奶牛用头孢洛宁乳房注入剂(干乳期)的安全性评价
2019-01-28华伟毅刘义明徐飞路永强孔梅王海挺黄慧丽王宏磊吴连勇李秀波
华伟毅,刘义明,徐飞,路永强,孔梅,王海挺,黄慧丽,王宏磊,吴连勇,李秀波
奶牛用头孢洛宁乳房注入剂(干乳期)的安全性评价
华伟毅1,刘义明1,徐飞1,路永强2,孔梅3,王海挺3,黄慧丽1,王宏磊1,吴连勇3,李秀波1
(1中国农业科学院饲料研究所,国家饲料药物基准实验室/农业部饲料生物技术重点实验室,北京 100081;2北京市畜牧兽医总站,北京 100012;3齐鲁动物保健有限公司,济南 250100)

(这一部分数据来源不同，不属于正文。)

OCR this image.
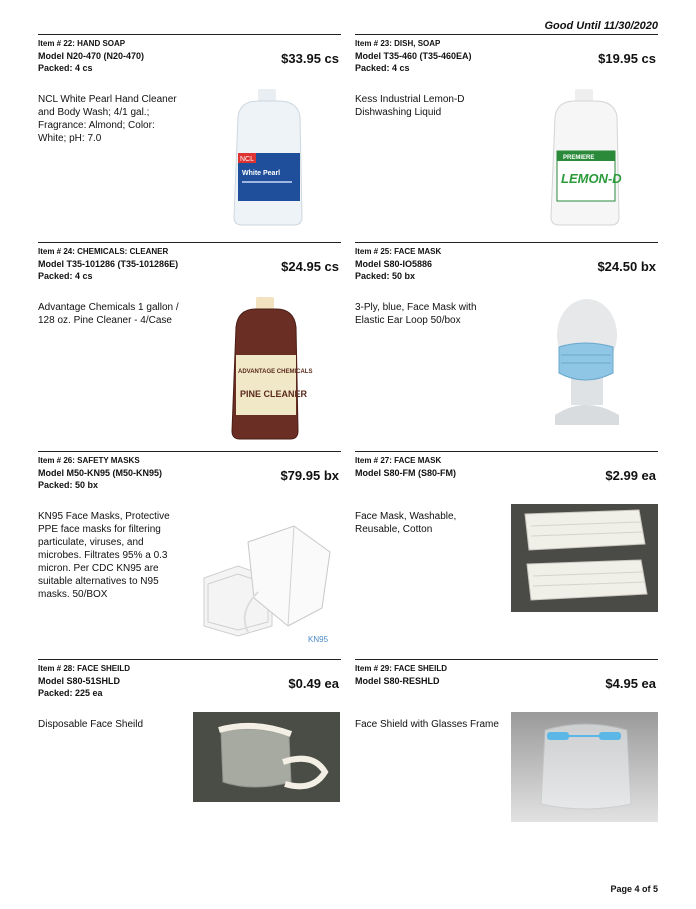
Good Until 11/30/2020
Item # 22: HAND SOAP
Model N20-470 (N20-470)
Packed: 4 cs
$33.95 cs
NCL White Pearl Hand Cleaner
and Body Wash; 4/1 gal.;
Fragrance: Almond; Color:
White; pH: 7.0
NCL
White Pearl
Item # 23: DISH, SOAP
Model T35-460 (T35-460EA)
Packed: 4 cs
$19.95 cs
Kess Industrial Lemon-D
Dishwashing Liquid
PREMIERE
LEMON-D
Item # 24: CHEMICALS: CLEANER
Model T35-101286 (T35-101286E)
Packed: 4 cs
$24.95 cs
Advantage Chemicals 1 gallon /
128 oz. Pine Cleaner - 4/Case
ADVANTAGE CHEMICALS
PINE CLEANER
Item # 25: FACE MASK
Model S80-IO5886
Packed: 50 bx
$24.50 bx
3-Ply, blue, Face Mask with
Elastic Ear Loop 50/box
Item # 26: SAFETY MASKS
Model M50-KN95 (M50-KN95)
Packed: 50 bx
$79.95 bx
KN95 Face Masks, Protective
PPE face masks for filtering
particulate, viruses, and
microbes. Filtrates 95% a 0.3
micron. Per CDC KN95 are
suitable alternatives to N95
masks. 50/BOX
KN95
Item # 27: FACE MASK
Model S80-FM (S80-FM)	$2.99 ea
Face Mask, Washable,
Reusable, Cotton
Item # 28: FACE SHEILD
Model S80-51SHLD
Packed: 225 ea
$0.49 ea
Disposable Face Sheild
Item # 29: FACE SHEILD
Model S80-RESHLD	$4.95 ea
Face Shield with Glasses Frame
Page 4 of 5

【目的】确定自主研发新兽药——头孢洛宁乳房注入剂(干乳期)对靶动物的安全性。【方法】选择经产和初产健康泌乳期奶牛各6头,入选前30日内未接受过全身性或乳房内抗生素给药,产奶量在15-35 kg。给药前1日、给药当日(0日),记录各试验奶牛的日产奶量、直肠温度,并采集奶样进行体细胞检测。采样时先用清水冲洗乳房,用75%乙醇对乳头及周围进行消毒,待酒精挥发后,手工挤奶,弃去前三把奶后,采集奶样于灭菌试管中,贴好标签,低温(4℃)保存并于6 h内送实验室检测。给药当天,待奶牛挤完奶后,先用消毒毛巾清洁各乳区,再用消毒药液浸泡乳头约30 s,然后进行乳头内灌注给药。灌注时轻轻推压活塞,将药物缓缓注入乳池内,使药物均匀分布。按照推荐剂量,每头奶牛的4个乳区分别单次注入头孢洛宁乳房注入剂(干乳期)一支(含头孢洛宁250 mg)。给药后1日、3日、5日、7日和10日对4个乳区各采集奶样。记录奶牛标识、观察时间、试验日期和时间、每头奶牛日产奶量及体温等参数。检测乳样中体细胞数(SCC),对给药当日(0日)和给药后第10日各采集的乳样进行细菌学检查。将各奶样接种至选择性培养基分离各种病原菌。分离菌株经纯化培养后,依据菌落形态、染色特征、生化特点鉴定其种类。主要分离金黄色葡萄球菌、链球菌(无乳链球菌、乳房链球菌)、大肠杆菌。【结果】在整个试验期间,给药乳区未出现乳房红、肿、热、痛等临床症状。给药前1日、0日和给药后的1、3、5、7和10日,体细胞数大多在25-40万个/mL,平均体细胞数分别为33.26、32.74、32.70、31.63、31.24、30.62、30.04 万个/mL,给药后各时间点奶样体细胞数与给药前体细胞检测结果相比,体细胞数有所降低,但经重复测量方差分析显示无显著性差异(>0.05);日产奶量在23-33 kg,平均日产奶量分别为27.30、27.35、27.25、27.40、27.64、27.83、28.00 kg,经重复测量方差分析显示无显著性差异(>0.05);所有试验奶牛在给药前和给药后不同时间点的直肠温度均在奶牛的正常温度范围内(38.4-39.2℃),直肠平均温度分别为38.79、38.82、38.83、38.77、38.71、38.71、38.69℃,经重复测量方差分析显示无显著性差异(>0.05);故按推荐剂量单次给药对奶牛的体细胞数、日产奶量、体温无显著影响。病原菌鉴定结果表明:在给药当日(0日)采集的乳样中,分离到链球菌、葡萄球菌和大肠杆菌分别为2、3和4株;给药后第10日,仅检测到葡萄球菌和链球菌各1株,给药前后目标菌数量有显著降低。【结论】头孢洛宁乳房注入剂(干乳期)对奶牛体温、产奶量和奶中体细胞数等无不良影响,该制剂用于奶牛安全。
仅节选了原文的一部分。